CAF-derived genes involved in the modulation of the immune response and also associated with patient survival were also examined, and the results are summarized in Table S4 and Fig. S7. Among these genes, BMPR1B, a gene encoding the receptor of the bone morphogenetic protein (BMP), was negatively correlated with CD4_4 cells and associated with STS. This finding suggests that CAFs expressing high levels of BMPR1B may be more responsive to BMP signaling, which subsequently modulates the rigidity of CAFs, stiffness of the tumor microenvironment, and CD4_4 T cell trafficking. Besides BMPR1B, VSTM4, a secreted protein that can reduce IFN-γ, IL-2, and IL-17 cytokine production by human T cells and cause a profound decrease in T cell activation51, was negatively correlated with CD4_4 density but positively associated with STS, suggesting that CAF-derived VSTM4 modulates CD4_4 activity and subsequently leads to poor survival rates in patients with HGSC.

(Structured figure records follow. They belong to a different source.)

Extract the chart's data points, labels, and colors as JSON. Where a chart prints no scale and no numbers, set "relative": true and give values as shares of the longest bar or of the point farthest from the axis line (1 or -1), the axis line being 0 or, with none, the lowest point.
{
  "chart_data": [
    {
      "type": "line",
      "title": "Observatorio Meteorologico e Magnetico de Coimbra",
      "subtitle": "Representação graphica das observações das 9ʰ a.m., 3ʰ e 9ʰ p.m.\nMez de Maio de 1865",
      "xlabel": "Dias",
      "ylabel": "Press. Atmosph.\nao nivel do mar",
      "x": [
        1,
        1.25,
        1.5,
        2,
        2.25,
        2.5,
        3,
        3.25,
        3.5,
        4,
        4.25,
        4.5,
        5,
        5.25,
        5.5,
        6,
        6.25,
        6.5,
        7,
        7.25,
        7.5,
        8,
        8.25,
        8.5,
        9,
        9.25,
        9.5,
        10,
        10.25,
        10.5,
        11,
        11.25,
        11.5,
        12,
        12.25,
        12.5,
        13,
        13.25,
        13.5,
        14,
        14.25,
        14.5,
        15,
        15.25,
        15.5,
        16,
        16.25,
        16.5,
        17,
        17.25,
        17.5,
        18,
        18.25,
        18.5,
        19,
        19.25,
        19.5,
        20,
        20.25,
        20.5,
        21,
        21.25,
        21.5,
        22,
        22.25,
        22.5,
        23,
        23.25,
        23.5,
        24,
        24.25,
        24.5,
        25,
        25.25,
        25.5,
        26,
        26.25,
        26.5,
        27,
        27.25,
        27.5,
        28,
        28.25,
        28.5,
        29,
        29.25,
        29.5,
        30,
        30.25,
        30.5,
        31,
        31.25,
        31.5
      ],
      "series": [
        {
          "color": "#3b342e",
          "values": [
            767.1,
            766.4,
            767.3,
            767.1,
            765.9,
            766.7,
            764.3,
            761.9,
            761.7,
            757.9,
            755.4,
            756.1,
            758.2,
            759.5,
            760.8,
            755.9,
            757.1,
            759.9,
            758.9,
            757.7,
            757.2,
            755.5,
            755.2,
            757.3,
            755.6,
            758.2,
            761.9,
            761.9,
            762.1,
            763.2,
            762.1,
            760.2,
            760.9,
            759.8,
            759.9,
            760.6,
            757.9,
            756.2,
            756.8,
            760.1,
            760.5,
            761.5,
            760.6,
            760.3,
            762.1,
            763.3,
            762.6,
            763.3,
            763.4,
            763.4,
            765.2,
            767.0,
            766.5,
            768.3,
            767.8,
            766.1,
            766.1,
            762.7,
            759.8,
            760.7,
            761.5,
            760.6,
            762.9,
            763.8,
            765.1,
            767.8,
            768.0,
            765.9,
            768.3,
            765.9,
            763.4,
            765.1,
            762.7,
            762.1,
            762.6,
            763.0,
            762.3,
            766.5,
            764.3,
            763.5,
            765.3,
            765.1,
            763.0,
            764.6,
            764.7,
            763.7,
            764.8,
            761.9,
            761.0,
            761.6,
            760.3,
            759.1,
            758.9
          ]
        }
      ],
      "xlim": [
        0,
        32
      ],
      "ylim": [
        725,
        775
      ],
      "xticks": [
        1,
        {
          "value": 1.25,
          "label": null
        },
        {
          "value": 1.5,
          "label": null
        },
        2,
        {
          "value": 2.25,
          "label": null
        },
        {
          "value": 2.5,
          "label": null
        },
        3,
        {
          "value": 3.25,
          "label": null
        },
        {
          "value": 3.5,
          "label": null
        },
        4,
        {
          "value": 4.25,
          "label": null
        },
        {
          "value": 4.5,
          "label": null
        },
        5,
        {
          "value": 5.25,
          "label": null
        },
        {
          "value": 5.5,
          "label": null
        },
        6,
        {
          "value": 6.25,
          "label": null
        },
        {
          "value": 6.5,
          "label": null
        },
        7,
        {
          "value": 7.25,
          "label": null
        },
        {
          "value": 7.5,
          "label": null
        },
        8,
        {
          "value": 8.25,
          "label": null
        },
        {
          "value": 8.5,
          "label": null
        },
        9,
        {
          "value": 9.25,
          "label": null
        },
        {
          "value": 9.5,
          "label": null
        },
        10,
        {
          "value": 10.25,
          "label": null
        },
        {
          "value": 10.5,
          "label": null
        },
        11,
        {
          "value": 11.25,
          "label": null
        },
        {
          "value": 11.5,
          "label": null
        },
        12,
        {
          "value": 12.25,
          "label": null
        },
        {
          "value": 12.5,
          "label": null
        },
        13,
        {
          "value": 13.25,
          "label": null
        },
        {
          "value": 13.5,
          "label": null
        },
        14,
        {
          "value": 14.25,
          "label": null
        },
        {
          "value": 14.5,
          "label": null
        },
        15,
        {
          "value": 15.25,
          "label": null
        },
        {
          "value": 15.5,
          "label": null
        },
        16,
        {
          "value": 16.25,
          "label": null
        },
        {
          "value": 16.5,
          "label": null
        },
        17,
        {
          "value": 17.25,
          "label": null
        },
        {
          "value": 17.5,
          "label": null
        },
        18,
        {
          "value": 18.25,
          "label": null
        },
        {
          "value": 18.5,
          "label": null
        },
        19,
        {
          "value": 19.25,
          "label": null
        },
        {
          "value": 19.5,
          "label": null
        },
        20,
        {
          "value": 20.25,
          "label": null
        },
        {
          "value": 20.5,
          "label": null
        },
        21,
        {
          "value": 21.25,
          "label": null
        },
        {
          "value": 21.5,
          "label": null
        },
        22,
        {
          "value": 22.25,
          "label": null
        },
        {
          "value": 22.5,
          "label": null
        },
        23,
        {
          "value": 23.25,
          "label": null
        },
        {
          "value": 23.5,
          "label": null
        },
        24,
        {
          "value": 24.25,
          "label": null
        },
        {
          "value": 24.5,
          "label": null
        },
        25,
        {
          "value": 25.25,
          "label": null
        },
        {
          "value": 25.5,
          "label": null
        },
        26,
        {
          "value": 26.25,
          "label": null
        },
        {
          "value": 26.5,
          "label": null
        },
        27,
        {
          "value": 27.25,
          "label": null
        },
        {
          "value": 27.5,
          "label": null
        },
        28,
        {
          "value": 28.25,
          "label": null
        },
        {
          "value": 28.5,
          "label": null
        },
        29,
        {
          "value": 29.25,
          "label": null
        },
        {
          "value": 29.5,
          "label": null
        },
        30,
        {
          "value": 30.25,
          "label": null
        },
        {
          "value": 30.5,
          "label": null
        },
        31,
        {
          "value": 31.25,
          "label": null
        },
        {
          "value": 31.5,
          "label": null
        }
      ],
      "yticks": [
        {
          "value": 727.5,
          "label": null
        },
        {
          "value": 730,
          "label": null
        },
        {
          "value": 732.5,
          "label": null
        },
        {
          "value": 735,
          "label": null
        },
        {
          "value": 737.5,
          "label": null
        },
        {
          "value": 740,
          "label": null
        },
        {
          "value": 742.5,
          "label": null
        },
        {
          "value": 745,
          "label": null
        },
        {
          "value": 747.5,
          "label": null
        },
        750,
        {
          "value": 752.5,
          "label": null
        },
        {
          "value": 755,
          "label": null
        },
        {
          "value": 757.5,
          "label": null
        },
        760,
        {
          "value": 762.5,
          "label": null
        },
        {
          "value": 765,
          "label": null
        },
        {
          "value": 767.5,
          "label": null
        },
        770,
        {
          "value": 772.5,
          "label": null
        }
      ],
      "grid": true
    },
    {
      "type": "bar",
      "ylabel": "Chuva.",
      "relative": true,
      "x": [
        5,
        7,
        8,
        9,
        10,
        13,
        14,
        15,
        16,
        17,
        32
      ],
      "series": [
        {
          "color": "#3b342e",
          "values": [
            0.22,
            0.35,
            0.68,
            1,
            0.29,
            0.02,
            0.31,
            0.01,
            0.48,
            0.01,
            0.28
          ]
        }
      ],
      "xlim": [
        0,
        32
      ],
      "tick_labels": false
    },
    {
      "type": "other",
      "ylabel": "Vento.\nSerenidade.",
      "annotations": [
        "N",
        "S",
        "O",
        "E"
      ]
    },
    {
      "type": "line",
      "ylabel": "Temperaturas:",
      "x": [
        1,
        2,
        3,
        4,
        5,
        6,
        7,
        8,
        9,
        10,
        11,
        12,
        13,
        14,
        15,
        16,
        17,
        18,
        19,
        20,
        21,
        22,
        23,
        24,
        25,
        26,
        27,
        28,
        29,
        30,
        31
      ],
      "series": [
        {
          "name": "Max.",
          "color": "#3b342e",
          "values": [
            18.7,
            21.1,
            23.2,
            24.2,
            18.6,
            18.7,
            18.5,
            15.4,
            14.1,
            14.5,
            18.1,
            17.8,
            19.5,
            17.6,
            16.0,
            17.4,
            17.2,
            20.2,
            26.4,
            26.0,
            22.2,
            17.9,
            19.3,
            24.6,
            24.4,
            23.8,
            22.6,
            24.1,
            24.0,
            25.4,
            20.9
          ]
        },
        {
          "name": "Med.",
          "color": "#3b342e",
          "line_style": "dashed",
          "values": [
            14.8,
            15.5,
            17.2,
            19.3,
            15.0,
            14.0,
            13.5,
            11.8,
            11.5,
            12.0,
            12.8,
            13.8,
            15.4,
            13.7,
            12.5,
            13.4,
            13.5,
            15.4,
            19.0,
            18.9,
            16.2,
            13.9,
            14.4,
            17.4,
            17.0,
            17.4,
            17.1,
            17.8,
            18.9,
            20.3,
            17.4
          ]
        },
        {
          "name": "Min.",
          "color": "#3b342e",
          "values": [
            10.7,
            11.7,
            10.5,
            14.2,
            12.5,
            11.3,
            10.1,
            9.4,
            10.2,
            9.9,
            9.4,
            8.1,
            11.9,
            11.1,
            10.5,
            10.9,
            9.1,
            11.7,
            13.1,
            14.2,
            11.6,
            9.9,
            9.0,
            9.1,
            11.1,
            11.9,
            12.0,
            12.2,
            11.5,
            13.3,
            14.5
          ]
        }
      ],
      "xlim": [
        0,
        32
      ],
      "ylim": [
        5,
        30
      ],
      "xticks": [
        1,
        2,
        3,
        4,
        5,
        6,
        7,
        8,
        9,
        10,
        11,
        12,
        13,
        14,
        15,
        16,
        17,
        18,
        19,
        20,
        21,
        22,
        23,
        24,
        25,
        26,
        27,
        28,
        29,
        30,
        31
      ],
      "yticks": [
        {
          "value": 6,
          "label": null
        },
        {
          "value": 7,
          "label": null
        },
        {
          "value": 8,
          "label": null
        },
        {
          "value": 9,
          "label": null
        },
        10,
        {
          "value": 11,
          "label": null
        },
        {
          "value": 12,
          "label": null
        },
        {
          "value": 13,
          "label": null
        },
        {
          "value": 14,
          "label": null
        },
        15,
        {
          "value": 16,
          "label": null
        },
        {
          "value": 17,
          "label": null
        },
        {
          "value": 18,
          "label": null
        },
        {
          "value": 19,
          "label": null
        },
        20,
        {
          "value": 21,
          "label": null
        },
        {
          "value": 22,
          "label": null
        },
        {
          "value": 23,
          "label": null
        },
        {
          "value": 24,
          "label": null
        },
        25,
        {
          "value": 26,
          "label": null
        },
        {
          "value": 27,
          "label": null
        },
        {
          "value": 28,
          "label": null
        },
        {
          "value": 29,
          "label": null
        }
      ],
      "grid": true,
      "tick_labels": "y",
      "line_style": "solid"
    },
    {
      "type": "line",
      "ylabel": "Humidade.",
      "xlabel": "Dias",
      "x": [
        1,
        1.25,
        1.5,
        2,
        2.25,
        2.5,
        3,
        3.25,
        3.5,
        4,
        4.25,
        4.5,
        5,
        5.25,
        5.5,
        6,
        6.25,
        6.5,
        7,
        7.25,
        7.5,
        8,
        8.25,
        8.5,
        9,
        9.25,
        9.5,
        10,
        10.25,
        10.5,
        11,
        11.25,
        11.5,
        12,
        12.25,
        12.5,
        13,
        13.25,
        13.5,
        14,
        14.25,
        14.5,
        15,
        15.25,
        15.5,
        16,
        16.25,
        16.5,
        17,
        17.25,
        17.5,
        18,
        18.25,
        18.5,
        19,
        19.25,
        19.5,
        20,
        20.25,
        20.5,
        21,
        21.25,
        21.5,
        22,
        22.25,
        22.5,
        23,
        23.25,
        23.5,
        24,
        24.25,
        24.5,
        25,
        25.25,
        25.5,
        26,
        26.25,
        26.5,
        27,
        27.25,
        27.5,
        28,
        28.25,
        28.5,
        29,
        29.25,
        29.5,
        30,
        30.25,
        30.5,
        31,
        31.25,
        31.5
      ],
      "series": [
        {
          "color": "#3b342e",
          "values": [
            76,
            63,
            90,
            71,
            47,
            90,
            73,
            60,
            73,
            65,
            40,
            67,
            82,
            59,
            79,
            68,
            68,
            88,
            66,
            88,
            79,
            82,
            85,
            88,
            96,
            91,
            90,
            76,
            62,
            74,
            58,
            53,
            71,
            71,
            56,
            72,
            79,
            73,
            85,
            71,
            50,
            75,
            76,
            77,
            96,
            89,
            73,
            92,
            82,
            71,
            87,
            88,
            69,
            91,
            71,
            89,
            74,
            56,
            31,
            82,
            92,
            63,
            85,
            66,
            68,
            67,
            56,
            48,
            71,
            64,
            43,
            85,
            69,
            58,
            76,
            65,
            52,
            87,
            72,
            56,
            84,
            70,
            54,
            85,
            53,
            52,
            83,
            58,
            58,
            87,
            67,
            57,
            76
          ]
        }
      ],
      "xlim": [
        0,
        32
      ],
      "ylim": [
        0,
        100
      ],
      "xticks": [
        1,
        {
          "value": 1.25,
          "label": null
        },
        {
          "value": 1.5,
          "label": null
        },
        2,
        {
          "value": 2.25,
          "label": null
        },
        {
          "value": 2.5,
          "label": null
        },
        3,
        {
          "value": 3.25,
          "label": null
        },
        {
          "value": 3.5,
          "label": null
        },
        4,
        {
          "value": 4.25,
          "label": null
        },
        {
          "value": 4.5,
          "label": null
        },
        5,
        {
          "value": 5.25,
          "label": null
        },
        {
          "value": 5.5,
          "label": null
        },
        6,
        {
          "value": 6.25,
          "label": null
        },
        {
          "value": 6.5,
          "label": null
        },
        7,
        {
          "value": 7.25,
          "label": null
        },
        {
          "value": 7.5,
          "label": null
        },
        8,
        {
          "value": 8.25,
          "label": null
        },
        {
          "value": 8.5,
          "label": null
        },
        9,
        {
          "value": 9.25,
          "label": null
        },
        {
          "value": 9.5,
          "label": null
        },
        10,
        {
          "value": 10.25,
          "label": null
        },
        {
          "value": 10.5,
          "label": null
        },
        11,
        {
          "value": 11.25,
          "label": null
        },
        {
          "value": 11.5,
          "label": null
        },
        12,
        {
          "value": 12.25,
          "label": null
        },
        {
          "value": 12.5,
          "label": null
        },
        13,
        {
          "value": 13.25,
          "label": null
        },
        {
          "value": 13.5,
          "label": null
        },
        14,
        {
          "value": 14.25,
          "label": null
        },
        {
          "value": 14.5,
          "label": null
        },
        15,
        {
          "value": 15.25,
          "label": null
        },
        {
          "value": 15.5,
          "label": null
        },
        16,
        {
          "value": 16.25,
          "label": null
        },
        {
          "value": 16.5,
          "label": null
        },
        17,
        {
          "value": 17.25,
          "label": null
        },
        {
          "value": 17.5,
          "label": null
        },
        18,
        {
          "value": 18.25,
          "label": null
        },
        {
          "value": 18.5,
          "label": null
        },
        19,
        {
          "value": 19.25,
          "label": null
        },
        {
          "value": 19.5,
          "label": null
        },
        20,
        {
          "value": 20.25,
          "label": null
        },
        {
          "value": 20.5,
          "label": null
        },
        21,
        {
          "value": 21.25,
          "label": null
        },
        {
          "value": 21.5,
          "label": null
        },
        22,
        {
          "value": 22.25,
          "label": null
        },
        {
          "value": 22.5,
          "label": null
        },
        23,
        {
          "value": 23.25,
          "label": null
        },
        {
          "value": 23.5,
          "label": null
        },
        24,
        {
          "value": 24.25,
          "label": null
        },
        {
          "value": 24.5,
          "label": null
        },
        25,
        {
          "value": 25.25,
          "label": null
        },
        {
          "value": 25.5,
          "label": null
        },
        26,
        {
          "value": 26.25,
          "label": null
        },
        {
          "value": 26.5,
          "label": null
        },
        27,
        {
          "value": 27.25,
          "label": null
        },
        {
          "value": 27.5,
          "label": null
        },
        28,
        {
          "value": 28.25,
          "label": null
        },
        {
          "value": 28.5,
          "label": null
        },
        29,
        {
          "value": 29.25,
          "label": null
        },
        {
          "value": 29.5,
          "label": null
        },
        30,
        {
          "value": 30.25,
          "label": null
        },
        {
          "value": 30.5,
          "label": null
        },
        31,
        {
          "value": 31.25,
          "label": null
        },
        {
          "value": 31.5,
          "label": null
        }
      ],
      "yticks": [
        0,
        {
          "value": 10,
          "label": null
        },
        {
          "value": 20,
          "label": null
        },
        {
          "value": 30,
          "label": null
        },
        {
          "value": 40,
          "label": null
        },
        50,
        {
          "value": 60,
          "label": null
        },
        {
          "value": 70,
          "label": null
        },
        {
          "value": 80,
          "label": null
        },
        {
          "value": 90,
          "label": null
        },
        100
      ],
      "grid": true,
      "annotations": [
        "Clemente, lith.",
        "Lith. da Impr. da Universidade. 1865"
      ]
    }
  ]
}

In addition to these correlations between expression of CAF-derived genes and prognostic immune cell phenotypes, expression of several genes with prognostic significance was also associated with the two CAF phenotypes CD73_1 and CD73_2. FN1, TGFBI, TNC, and LRRC32 were positively correlated with both CD73_1 and CD73_2 and negatively correlated with survival. LRRC32 is a key regulator of TGF-β activation52. Together with increased TGFB1 secreted by CD73_1 and CD73_2 CAFs, LRRC32 may generate an immune-suppressive and pro-tumorigenic microenvironment to support the malignant phenotype of ovarian cancer cells, as we previously described53,54. Both FN1 and TNC encode extracellular proteins that have previously been shown to be associated with short progression-free survival and increased migration-inducing potential in HGSC55,56.

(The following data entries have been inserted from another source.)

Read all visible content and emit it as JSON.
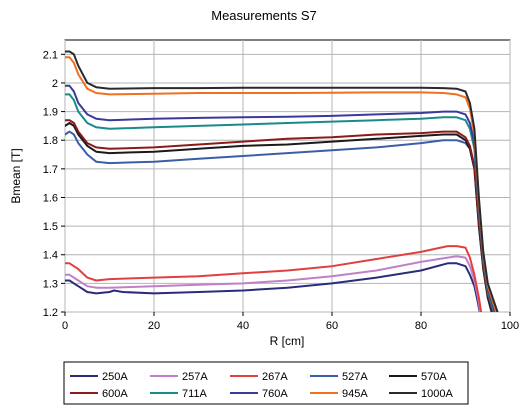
{
  "chart_data": {
    "type": "line",
    "title": "Measurements S7",
    "xlabel": "R [cm]",
    "ylabel": "Bmean [T]",
    "xlim": [
      0,
      100
    ],
    "ylim": [
      1.2,
      2.15
    ],
    "xticks": [
      "0",
      "20",
      "40",
      "60",
      "80",
      "100"
    ],
    "yticks": [
      "1.2",
      "1.3",
      "1.4",
      "1.5",
      "1.6",
      "1.7",
      "1.8",
      "1.9",
      "2",
      "2.1"
    ],
    "grid": true,
    "legend_position": "bottom",
    "series": [
      {
        "name": "250A",
        "color": "#2b2b7a",
        "x": [
          0,
          1,
          2,
          3,
          5,
          7,
          10,
          11,
          13,
          20,
          30,
          40,
          50,
          60,
          70,
          80,
          86,
          88,
          90,
          91,
          92,
          92.7,
          93.2
        ],
        "y": [
          1.31,
          1.31,
          1.3,
          1.29,
          1.27,
          1.265,
          1.27,
          1.275,
          1.27,
          1.265,
          1.27,
          1.275,
          1.285,
          1.3,
          1.32,
          1.345,
          1.37,
          1.37,
          1.36,
          1.33,
          1.29,
          1.24,
          1.2
        ]
      },
      {
        "name": "257A",
        "color": "#c080c8",
        "x": [
          0,
          1,
          2,
          3,
          5,
          7,
          10,
          20,
          30,
          40,
          50,
          60,
          70,
          80,
          86,
          88,
          90,
          91,
          92,
          92.8,
          93.3
        ],
        "y": [
          1.33,
          1.33,
          1.32,
          1.31,
          1.29,
          1.285,
          1.285,
          1.29,
          1.295,
          1.3,
          1.31,
          1.325,
          1.345,
          1.375,
          1.39,
          1.395,
          1.39,
          1.36,
          1.31,
          1.25,
          1.2
        ]
      },
      {
        "name": "267A",
        "color": "#e04040",
        "x": [
          0,
          1,
          2,
          3,
          5,
          7,
          10,
          20,
          30,
          40,
          50,
          60,
          70,
          80,
          86,
          88,
          90,
          91,
          92,
          93,
          93.5
        ],
        "y": [
          1.37,
          1.37,
          1.36,
          1.35,
          1.32,
          1.31,
          1.315,
          1.32,
          1.325,
          1.335,
          1.345,
          1.36,
          1.385,
          1.41,
          1.43,
          1.43,
          1.425,
          1.39,
          1.33,
          1.25,
          1.2
        ]
      },
      {
        "name": "527A",
        "color": "#3b5ea8",
        "x": [
          0,
          1,
          2,
          3,
          5,
          7,
          10,
          20,
          30,
          40,
          50,
          60,
          70,
          80,
          85,
          88,
          90,
          91,
          92,
          93,
          94,
          95,
          95.8
        ],
        "y": [
          1.82,
          1.83,
          1.82,
          1.79,
          1.75,
          1.725,
          1.72,
          1.725,
          1.735,
          1.745,
          1.755,
          1.765,
          1.775,
          1.79,
          1.8,
          1.8,
          1.79,
          1.77,
          1.7,
          1.5,
          1.35,
          1.25,
          1.2
        ]
      },
      {
        "name": "570A",
        "color": "#1a1a1a",
        "x": [
          0,
          1,
          2,
          3,
          5,
          7,
          10,
          20,
          30,
          40,
          50,
          60,
          70,
          80,
          85,
          88,
          90,
          91,
          92,
          93,
          94,
          95,
          96
        ],
        "y": [
          1.85,
          1.86,
          1.85,
          1.82,
          1.78,
          1.76,
          1.755,
          1.76,
          1.77,
          1.78,
          1.785,
          1.795,
          1.805,
          1.815,
          1.82,
          1.82,
          1.8,
          1.77,
          1.7,
          1.5,
          1.35,
          1.25,
          1.2
        ]
      },
      {
        "name": "600A",
        "color": "#8b1a1a",
        "x": [
          0,
          1,
          2,
          3,
          5,
          7,
          10,
          20,
          30,
          40,
          50,
          60,
          70,
          80,
          85,
          88,
          90,
          91,
          92,
          93,
          94,
          95,
          96.2
        ],
        "y": [
          1.87,
          1.87,
          1.86,
          1.83,
          1.79,
          1.775,
          1.77,
          1.775,
          1.785,
          1.795,
          1.805,
          1.81,
          1.82,
          1.825,
          1.83,
          1.83,
          1.81,
          1.78,
          1.71,
          1.52,
          1.36,
          1.26,
          1.2
        ]
      },
      {
        "name": "711A",
        "color": "#1a8a8a",
        "x": [
          0,
          1,
          2,
          3,
          5,
          7,
          10,
          20,
          30,
          40,
          50,
          60,
          70,
          80,
          85,
          88,
          90,
          91,
          92,
          93,
          94,
          95,
          96.4
        ],
        "y": [
          1.96,
          1.96,
          1.94,
          1.9,
          1.86,
          1.845,
          1.84,
          1.845,
          1.85,
          1.855,
          1.86,
          1.865,
          1.87,
          1.875,
          1.88,
          1.88,
          1.87,
          1.84,
          1.77,
          1.55,
          1.38,
          1.27,
          1.2
        ]
      },
      {
        "name": "760A",
        "color": "#3a3a9a",
        "x": [
          0,
          1,
          2,
          3,
          5,
          7,
          10,
          20,
          30,
          40,
          50,
          60,
          70,
          80,
          85,
          88,
          90,
          91,
          92,
          93,
          94,
          95,
          96.6
        ],
        "y": [
          1.99,
          1.99,
          1.97,
          1.93,
          1.89,
          1.875,
          1.87,
          1.875,
          1.878,
          1.88,
          1.882,
          1.885,
          1.89,
          1.895,
          1.9,
          1.9,
          1.89,
          1.86,
          1.79,
          1.56,
          1.39,
          1.28,
          1.2
        ]
      },
      {
        "name": "945A",
        "color": "#f07020",
        "x": [
          0,
          1,
          2,
          3,
          5,
          7,
          10,
          20,
          30,
          40,
          50,
          60,
          70,
          80,
          85,
          88,
          90,
          91,
          92,
          93,
          94,
          95,
          96.9
        ],
        "y": [
          2.09,
          2.09,
          2.07,
          2.03,
          1.98,
          1.965,
          1.96,
          1.962,
          1.965,
          1.965,
          1.965,
          1.966,
          1.967,
          1.967,
          1.965,
          1.96,
          1.95,
          1.91,
          1.82,
          1.58,
          1.4,
          1.29,
          1.2
        ]
      },
      {
        "name": "1000A",
        "color": "#2a2a2a",
        "x": [
          0,
          1,
          2,
          3,
          5,
          7,
          10,
          20,
          30,
          40,
          50,
          60,
          70,
          80,
          85,
          88,
          90,
          91,
          92,
          93,
          94,
          95,
          97.2
        ],
        "y": [
          2.11,
          2.11,
          2.1,
          2.06,
          2.0,
          1.985,
          1.98,
          1.982,
          1.982,
          1.983,
          1.983,
          1.983,
          1.983,
          1.983,
          1.982,
          1.98,
          1.97,
          1.93,
          1.84,
          1.6,
          1.41,
          1.3,
          1.2
        ]
      }
    ]
  }
}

Several fibroblastic genes were associated with density of endothelial cells (CD31). Among them, MFGE8, which was also positively correlated with CD73_1 and CD73_2 density, demonstrated the strongest correlation with increased CD31 density and poor patient survival (Table S4 and Fig. S7). Our findings are supported by published studies reporting that MFGE8 increases tumor angiogenesis by increasing VEGF and ET-1 expression in stromal cells and by enhancing M2 polarization of macrophages32. Moreover, MFGE8 proteins accumulated around CD31+ blood vessels have been shown to promote angiogenesis by enhancing PDGF-PDGFRβ signaling mediated by integrin-growth factor receptor crosstalk33,57.
Taken together, the transcriptome analysis revealed multiple key genes in both the cancer cell and fibroblastic compartments of HGSC that correlate with IMC features positively or negatively, confer either a tumor-promoting or an immune-suppressive microenvironment, and subsequently lead to short-term survival in HGSC patients (Fig. 6C).